Having realized I spent about 20 minutes too long in the dealer room, I ran to find the exit and charge toward
Edo Sushi for breakfast, this being the only place in the area at which I'm capable of digesting the food. My dealer-room lag left me a few minutes late for the
Funimation industry panel, so I was stuck outside the room until the last 15 minutes. The Otakon staff have gotten strict about enforcing room occupancy limits for legal and fire-hazard reasons, so no one's allowed to enter a full room until someone else leaves. There wasn't much to see at that point but a very long list of titles they'd rescued from companies like
A.D. Vision and
Geneon, which they rushed past the screen without giving any real detail. I stuck around the next panel, though, which was a
Media Blasters Q&A.
Merideth Mulroney was running the panel, and she's just a lot of fun. She talked a lot about all the work they've been doing on Voltron, Golion, and
Seirei no Moribito. (Golion she described as Voltron directed by Quentin Tarantino.) Seirei no Moribito, or Guardian of the Sacred Spirit, was announced by Geneon last year, before they were shut down by
Dentsu. It's an awesome, allegorical, fantasy story directed by Kenji Kamiyama, the writer-director of Ghost in the Shell: Stand Alone Complex; and it features a soundtrack by Kenji Kawai, the composer for Ringu and the Ghost in the Shell movies, amongst many other things. I was excited to hear the series should be airing on Cartoon Network. Apart from this, Merideth announced that Media Blasters is producing an animated version of Flesh for the Beast, one of their growing list of gore flicks like
Machine Girl and Tokyo Gore Police. It is to be directed by Hideki Takayama, famous for Urotsukidōji or
Legend of the Overfiend. For the live-action Voltron movie, by the way, they are hoping to get Ryuhei Kitamura, the director of hits such as
Versus, though he's officially unattached.
While I'd thought about attending the life-drawing panel to get some drawing practice, instead I floated around bumping into people. I saw
actingbunny,
dancinglights, and others whose LiveJournal accounts I don't know. I had to split off to meet
tim_dodge's brother and give him a key to the apartment, so he had a place in the area to stay. After a couple hours of chatting, running around, and generally nothing in particular, I attended two Web comic panels before dinner.

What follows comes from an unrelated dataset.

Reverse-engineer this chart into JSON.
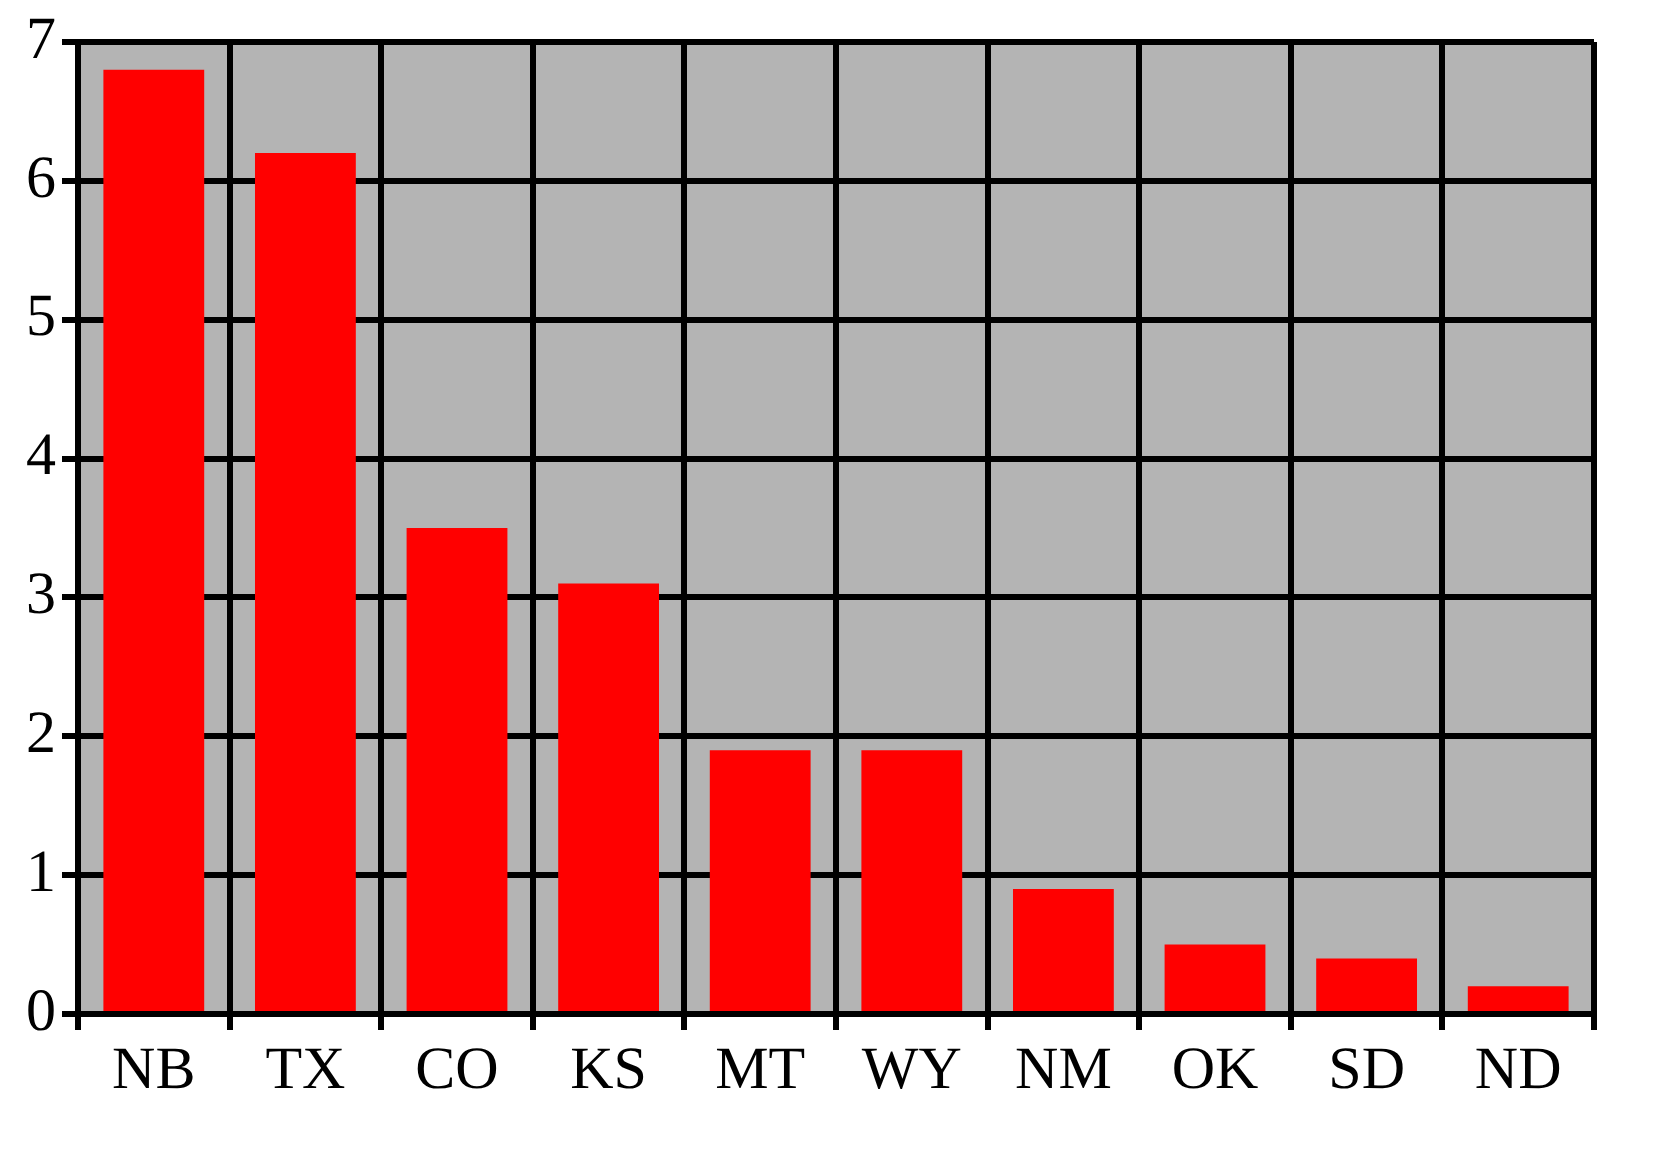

They were blissfully better than previous years and actually lent some insight. (I will never forgive a certain representative of Comics Genesis who commandeered a panel to pimp the shoddy site.) I especially enjoyed the Women in Webcomics panel, headed by Jennie Breeden of
The Devil's Panties, Gina Biggs of
Red String, Robin Edwards of
Cardboard Angel, and, er, possibly
this person? In any case, it was a good panel and much more organized, useful, and inspirational than the Collaborating a Webcomic panel just before it.
The rest of the night was dinner and the disappointment of missing every video I'd wanted to see from schedule changes. On the plus side, I got to spend some time in the hotel lobby chatting with M33K, who is a fun and interesting person, while we let
sixteenbynine crash. As full as this day was, the next would only prove more interesting.